It is absolutely normal to be nervous before a presentation. When you stand up and it’s such a dead moment that you feel that every step you take gets you closer to purgatory.
You start sweating, everyone around starts whispering, and the guy in the back speaks louder. You’re holding an A4 sheet scribbled on both sides. Nobody else understands what you wrote there. And you’re walking … and walking … and you get to the front. They’re looking at you, you’re looking at them and you ask yourself “where did all these people come from?” One person in the first row raises an eyebrow as if they’re commenting about your clothes “couldn’t he have at least ironed his shirt?” You begin and…
I think that would be a moment that every one of us who have presented something at least once, has experienced. I admit it. I like presentations and I would gladly attend and talk at presentations.
When I was in college, I couldn’t wait to receive a homework that required a presentation. I used to take the homework …write it down… go home … and turn on the TV. I didn’t care that the presentation was so much work. I did not care that the teacher was the most dreadful man on Earth. I could find the topics in the book or on Google. And finally, why say stuff that people could read themselves? So I would always choose the way of making the presentations more interesting, let’s say weirder. Yes, I wanted my presentation to be as weird as possible.
Whatever I wanted, I usually found by watching TV. Energy, humor, stage presence, body language and the magical secret.
I can remember the presentation I had when I presented my final paper at college. It was about Obama’s first marketing campaign. I don’t know how others were but I’ve really learned something from that paper. It represented more than some meaningless words thrown somewhere on a paper. That was the moment when I realized even harder that I want to be in the marketing and social media industry.
And then the day when I was supposed to present my work came. My teacher hasn’t seen my presentation beforehand and I did not have the required number of slides. I made the layouts by myself in Photoshop and they contained almost no written text. I was simply excited about the result. I lived what I presented. And they had nothing to compare my paper with because at that moment there was no book whatsoever on Obama’s marketing campaign.
I put my energy into it, I talked to the class, I snuck a little humor there (by the way, don’t put humor in your final exam presentation: there are teachers who might not get it and you might get in trouble), due to my years of acting I knew how to move my body and my arms and the secret component was …. well it was magic.
Now let’s get back to our everyday work!
Many of you are marketers or advertisers that are going to clients/bosses to present an idea, a product, a campaign or a project.
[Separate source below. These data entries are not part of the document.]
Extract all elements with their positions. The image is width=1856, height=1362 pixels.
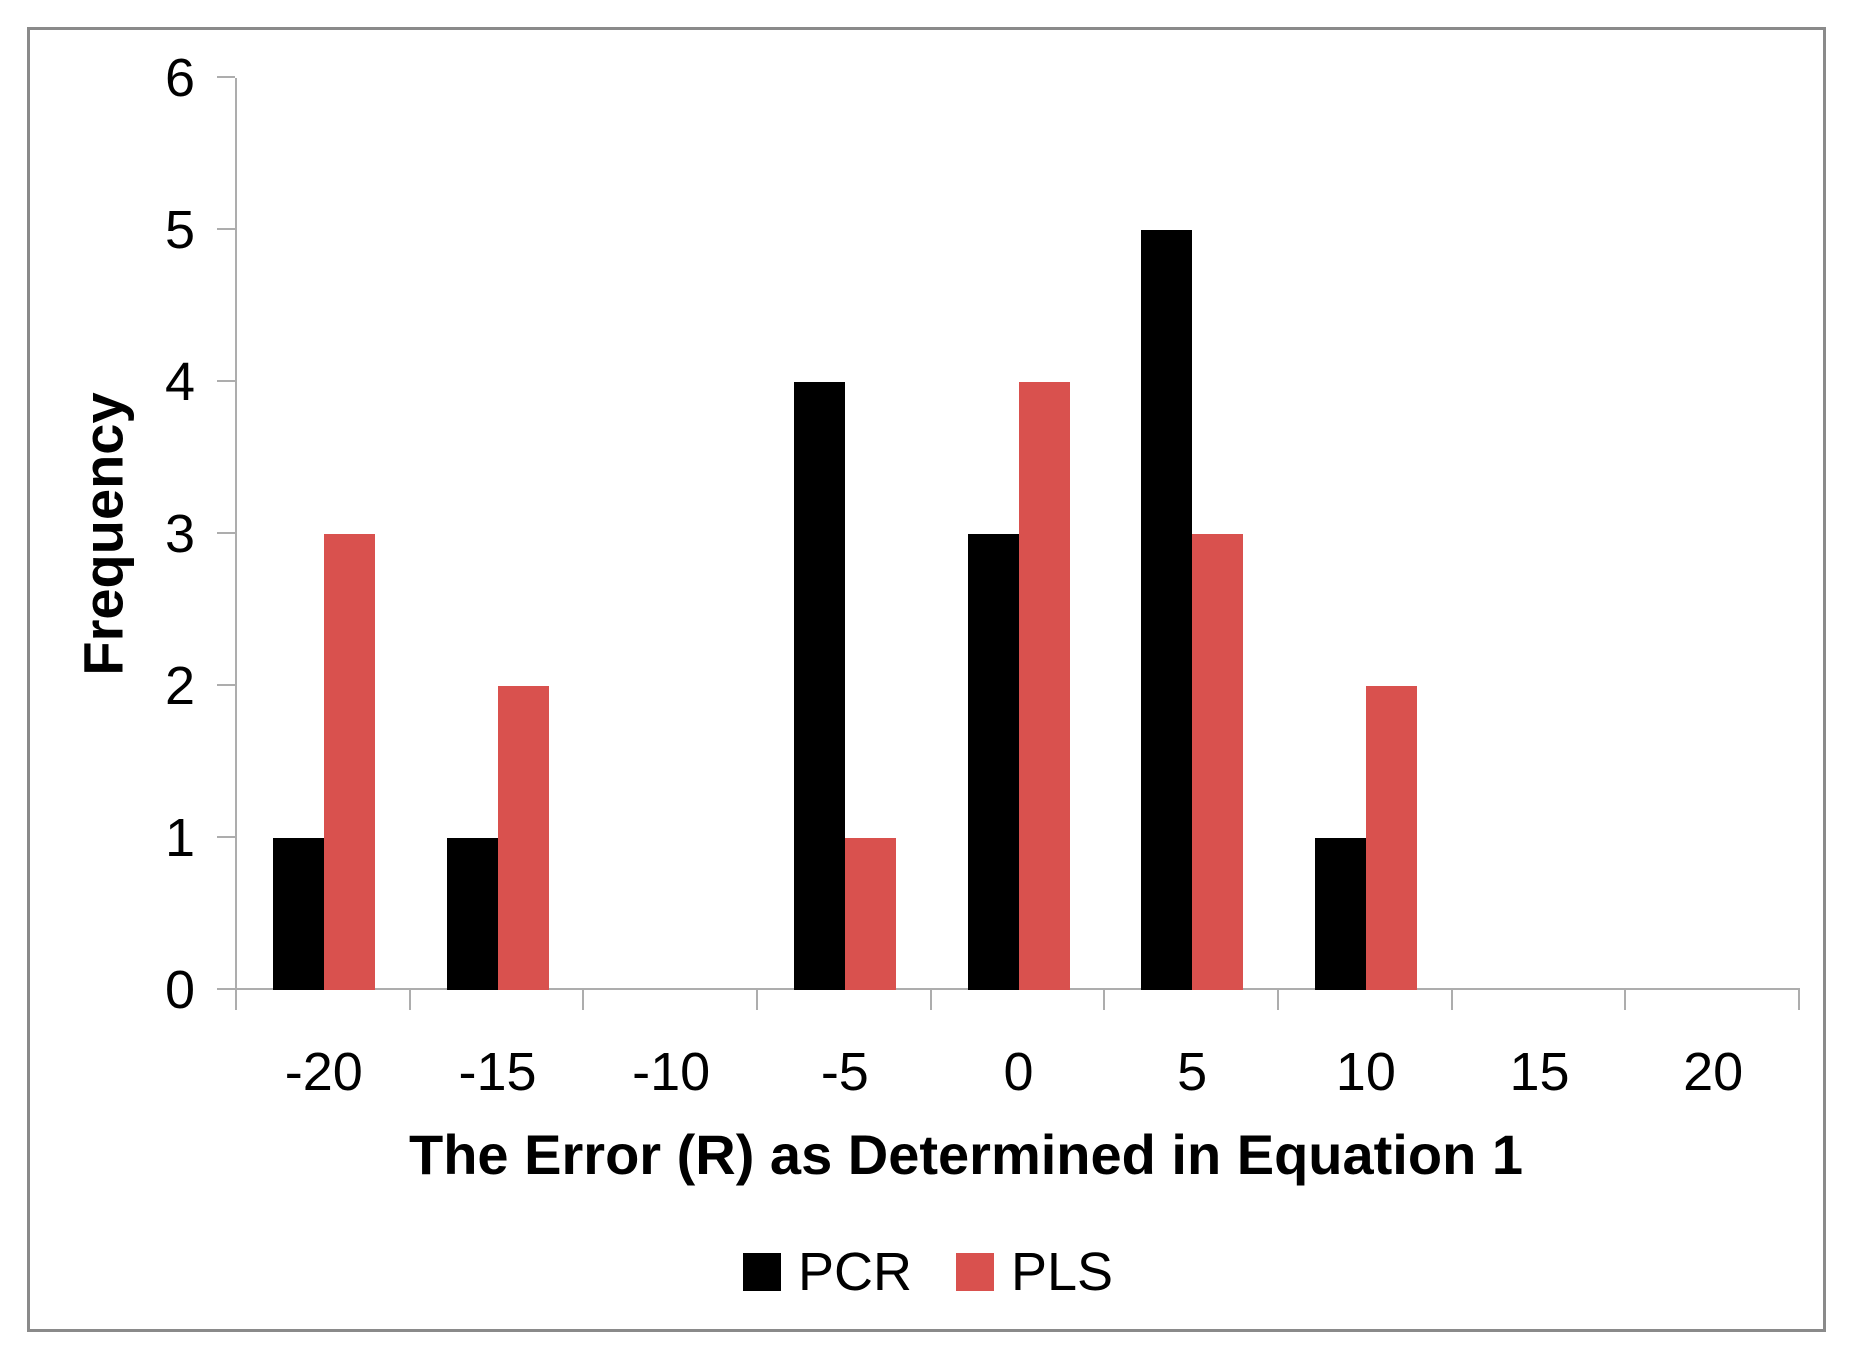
y-tick-label: 5: [164, 200, 195, 260]
x-tick: [1798, 990, 1800, 1010]
bar-pcr-0: [967, 534, 1019, 990]
legend-swatch-pls: [955, 1253, 994, 1291]
legend-label-pcr: PCR: [797, 1242, 912, 1302]
y-tick: [217, 684, 235, 686]
x-tick-label: 10: [1335, 1042, 1396, 1102]
x-tick-label: -10: [632, 1042, 711, 1102]
x-tick-label: -15: [458, 1042, 537, 1102]
x-tick: [1450, 990, 1453, 1010]
legend-item-pcr: PCR: [742, 1242, 912, 1302]
x-tick-label: 0: [1003, 1042, 1034, 1102]
x-tick-label: -20: [284, 1042, 363, 1102]
legend: PCR PLS: [0, 1244, 1856, 1300]
y-axis-title: Frequency: [71, 392, 135, 676]
bar-pcr--20: [272, 838, 324, 990]
x-tick: [1103, 990, 1106, 1010]
x-tick: [408, 990, 411, 1010]
y-tick-label: 6: [164, 48, 195, 108]
y-tick: [217, 380, 235, 382]
bar-pcr-10: [1314, 838, 1366, 990]
y-tick-label: 3: [164, 504, 195, 564]
y-tick-label: 4: [164, 352, 195, 412]
bar-pls--5: [844, 838, 896, 990]
legend-label-pls: PLS: [1010, 1242, 1114, 1302]
y-tick: [217, 532, 235, 534]
x-tick: [1277, 990, 1279, 1010]
x-tick: [929, 990, 932, 1010]
legend-item-pls: PLS: [955, 1242, 1114, 1302]
x-tick-label: 20: [1683, 1042, 1744, 1102]
x-tick: [1624, 990, 1627, 1010]
bar-pcr--15: [446, 838, 498, 990]
y-tick-label: 1: [164, 808, 195, 868]
x-tick: [235, 990, 237, 1010]
y-tick: [217, 76, 235, 78]
bar-pcr-5: [1141, 230, 1193, 990]
x-tick-label: 15: [1509, 1042, 1570, 1102]
bar-pls-5: [1192, 534, 1244, 990]
bar-pls-10: [1365, 686, 1417, 990]
y-tick: [217, 988, 235, 990]
x-axis-title: The Error (R) as Determined in Equation …: [409, 1123, 1523, 1186]
bar-pls--20: [323, 534, 375, 990]
x-tick: [756, 990, 758, 1010]
x-tick-label: -5: [820, 1042, 869, 1102]
y-tick: [217, 836, 235, 838]
x-tick: [582, 990, 585, 1010]
y-tick-label: 2: [164, 656, 195, 716]
bar-pls--15: [497, 686, 549, 990]
bar-pls-0: [1018, 382, 1070, 990]
y-axis-line: [235, 78, 237, 990]
bar-pcr--5: [793, 382, 845, 990]
legend-swatch-pcr: [742, 1253, 781, 1291]
y-tick: [217, 228, 235, 230]
x-tick-label: 5: [1177, 1042, 1208, 1102]
y-tick-label: 0: [164, 960, 195, 1020]
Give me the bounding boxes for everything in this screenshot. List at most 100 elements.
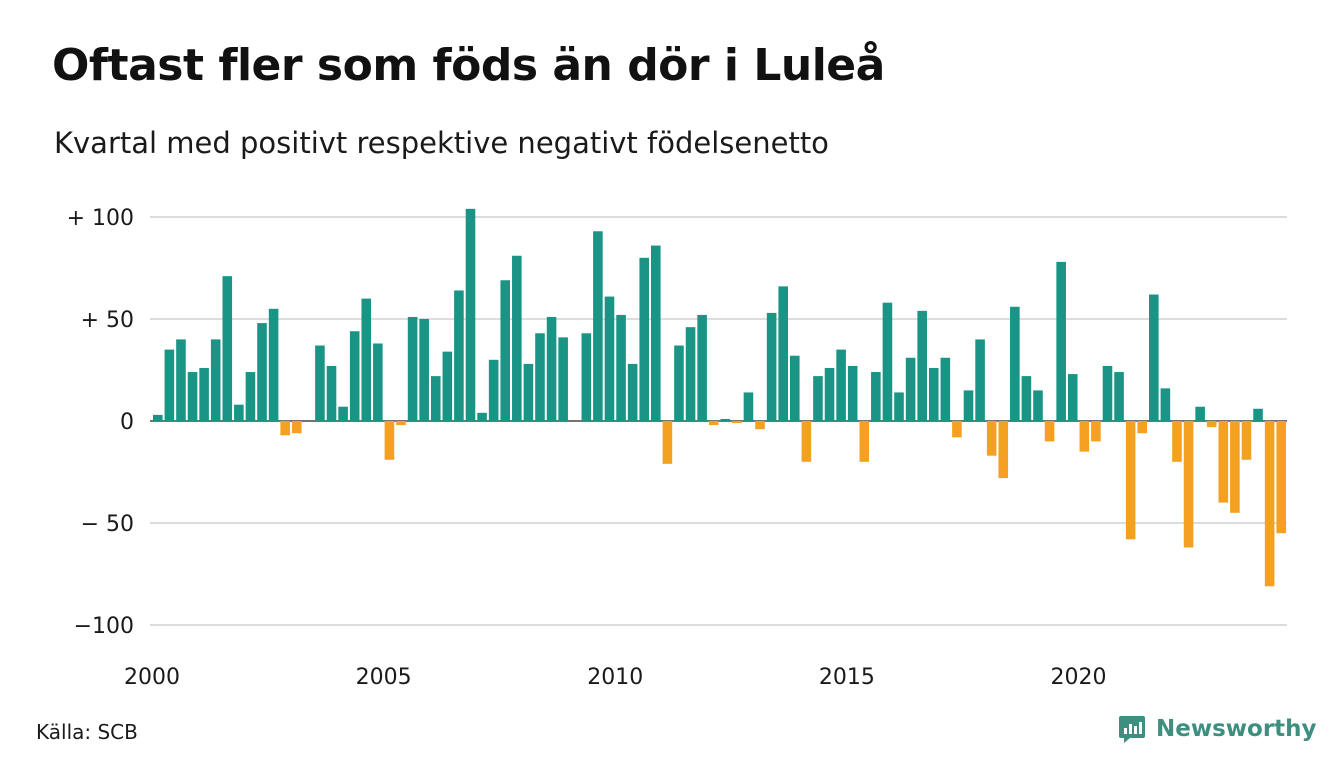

In some ways you’re right, you cannot put everything on the table for the client because there are some people so greedy that they will steal your idea. Or there are some other moments when you need a great story to tell your boss, but not too short and not too long. I completely understand this. But why don’t you give the customer just a small appetizer that will make him pay for the whole men?
So you want to know which is the only rule (that is not a secret) you need to know before you go on stage:
Just sell something that people want to buy!
And to make it even more easier for you to understand what is this all about, I will split this sentence in 3 points:
1. Sell Something
If you are a marketer, than you definitely want to sell something for somebody. So before you go up on the stage think about this “What will be the topic/product/idea that I want to sell?” And let’s get a little bit forward with the theory “I want to sell a dream”. A dream is not something that will get you money. You can sell time, as Uber does. You can sell connection, as Facebook does. You can sell productivity, as Apple does. So, what will you sell with your presentation?
Those who will listen to your presentation have their own agenda, their own context and their own culture. Think about is. All of them, even if they are 5, 10, 100, or 1000 people in the room, they gave you their time so now you need to give them something back. I know that there is a lot of pressure, but when you know what you want to sell, that means that you already know who they are, what they want and how they want it. So, who is your audience?
3. Want to buy
As I told you before, people present in that room are there because they gave you their time, so they want something back for that. The ball is in your court. You are on the stage and they are willing to listen to you. Make every second count, every slide in the presentation inspire. Use every answer and every moment to connect with your audience. Why? Because they want to buy something from you, and you need to take advantage of this opportunity.
Guess what, there are no secret steps to have a great, successful presentation.
There is only one way you can go, and this is by hard working, having patience and trying to gain as much experience you can.